As I look back I have to admit that there were plenty of those decisions I made in the past. Knowing that things could be different now doesn’t change it. Knowing I didn’t always take other’s advice had its reward and its regrets.

What I have learned: One of the most important personal life’s lesson: Respect the lesson’s from the past, weigh the advice that others give you. And as I had recently posted … in the end be true to yourself (as I recently posted). Life flows on.

Within You Without You”

We were talking about the space between us all
And the people who hide themselves behind a wall of illusion
Never glimpse the truth, then it’s far too late, when they pass away
We were talking about the love we all could share
When we find it, to try our best to hold it there with our love
With our love, we could save the world, if they only knew
Try to realize it’s all within yourself
No one else can make you change
And to see you’re really only very small
And life flows on within you and without youWe were talking about the love that’s gone so cold
And the people who gain the world and lose their soul
They don’t know, they can’t see, are you one of them?

When you’ve seen beyond yourself then you may find
Peace of mind is waiting there
And the time will come when you see we’re all one
And life flows on within you and without you

Be True to Yourself

There is a very long story, from a very long time ago that I have rarely shared.

Charting The Course

Over ten years ago my first-born son left home to go out on his own. He had met someone on the Internet and became friends with her during his early teen years. When he turned 18 he decided he wanted to move away to be with her.

Perhaps a classic story of the prodigal son. Perhaps something that would have ended up on one of those hyper-active sensational TV talk shows [did I say it was a long story?]. It was painful as my wife and I and the rest of our family watched our son take what seemed a drastic 180 degree turn in his life and leave home with someone who we had never realized existed to that point.

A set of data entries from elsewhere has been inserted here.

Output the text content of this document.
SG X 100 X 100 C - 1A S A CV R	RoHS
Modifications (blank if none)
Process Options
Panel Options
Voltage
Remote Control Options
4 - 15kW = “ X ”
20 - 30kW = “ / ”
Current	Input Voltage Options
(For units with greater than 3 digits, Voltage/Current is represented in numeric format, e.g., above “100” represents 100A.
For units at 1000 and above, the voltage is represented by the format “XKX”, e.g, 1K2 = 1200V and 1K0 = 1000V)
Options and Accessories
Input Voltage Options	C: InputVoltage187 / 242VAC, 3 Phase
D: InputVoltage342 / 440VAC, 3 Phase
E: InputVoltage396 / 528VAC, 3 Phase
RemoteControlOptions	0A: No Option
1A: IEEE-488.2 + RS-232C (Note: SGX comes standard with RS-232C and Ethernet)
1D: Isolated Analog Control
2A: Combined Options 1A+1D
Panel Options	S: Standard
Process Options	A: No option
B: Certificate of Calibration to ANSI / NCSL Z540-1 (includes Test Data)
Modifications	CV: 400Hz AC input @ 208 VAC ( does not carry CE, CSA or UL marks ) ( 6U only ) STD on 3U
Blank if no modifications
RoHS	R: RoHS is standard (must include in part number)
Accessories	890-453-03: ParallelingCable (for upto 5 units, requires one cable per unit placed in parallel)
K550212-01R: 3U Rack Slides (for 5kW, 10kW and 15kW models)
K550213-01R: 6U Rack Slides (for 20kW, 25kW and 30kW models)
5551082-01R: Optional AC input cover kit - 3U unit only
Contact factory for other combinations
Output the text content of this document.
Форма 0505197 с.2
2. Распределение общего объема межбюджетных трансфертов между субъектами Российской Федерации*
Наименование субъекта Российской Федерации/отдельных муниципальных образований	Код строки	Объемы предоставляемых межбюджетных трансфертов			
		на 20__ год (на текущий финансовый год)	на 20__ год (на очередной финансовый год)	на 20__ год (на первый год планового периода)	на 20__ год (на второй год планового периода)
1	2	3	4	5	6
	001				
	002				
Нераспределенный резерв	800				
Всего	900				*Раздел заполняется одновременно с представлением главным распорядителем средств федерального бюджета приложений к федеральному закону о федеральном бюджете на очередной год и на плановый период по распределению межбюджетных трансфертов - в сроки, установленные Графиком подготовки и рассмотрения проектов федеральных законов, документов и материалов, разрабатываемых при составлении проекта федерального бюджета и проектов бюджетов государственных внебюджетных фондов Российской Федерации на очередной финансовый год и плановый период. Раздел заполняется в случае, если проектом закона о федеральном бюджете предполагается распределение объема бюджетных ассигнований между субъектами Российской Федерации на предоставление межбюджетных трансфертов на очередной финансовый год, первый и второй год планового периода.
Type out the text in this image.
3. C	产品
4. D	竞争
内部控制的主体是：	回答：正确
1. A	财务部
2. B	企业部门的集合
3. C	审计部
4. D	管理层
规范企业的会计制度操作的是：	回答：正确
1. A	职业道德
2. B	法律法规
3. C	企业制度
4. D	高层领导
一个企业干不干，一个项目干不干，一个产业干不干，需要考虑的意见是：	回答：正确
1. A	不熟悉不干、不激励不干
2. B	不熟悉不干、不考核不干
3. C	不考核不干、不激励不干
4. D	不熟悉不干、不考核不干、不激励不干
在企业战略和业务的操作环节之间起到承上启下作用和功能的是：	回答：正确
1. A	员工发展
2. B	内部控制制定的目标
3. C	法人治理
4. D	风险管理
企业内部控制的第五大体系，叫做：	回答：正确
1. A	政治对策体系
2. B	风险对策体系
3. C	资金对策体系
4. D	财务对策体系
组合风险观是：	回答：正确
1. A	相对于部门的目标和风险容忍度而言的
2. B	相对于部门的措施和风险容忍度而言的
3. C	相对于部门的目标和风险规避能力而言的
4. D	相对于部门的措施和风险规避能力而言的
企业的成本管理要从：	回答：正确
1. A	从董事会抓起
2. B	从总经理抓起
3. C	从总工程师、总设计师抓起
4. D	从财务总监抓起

There were a thousand things we wanted to say to him. There still are, though I doubt he’d listen. Yet over time and a highly emotional roller coaster of feelings, he has been out of contact with our family for over 10 years.

In reality there is only one thing to say to him. It was something that struck me the other day [another long story]. It is something I have to believe that my other three children have learned. Perhaps even because of their oldest brother, perhaps just because we had to live it with them again and again.

Be true to yourself. Don’t lie to yourself, but be honest to what you know in your core are the right things to do and be.

Sure, you will make mistakes, you will find yourself doing and saying things that aren’t really part of the inner center you have come to know. But in the end, be true to who you know you are. Use compassion and forgiveness and the awareness that you are part of the human race and God’s plan for it.  Make peace with what you are. But don’t sell yourself short. You have the potential to be the person you know you could be.   I am not talking about riches, or fame.  But be the “person” that defines your spiritual inner self. God will be your guide.

So to my three wonderful kids, I give them this advice. Don’t deny it. Be true to yourself, to who you are.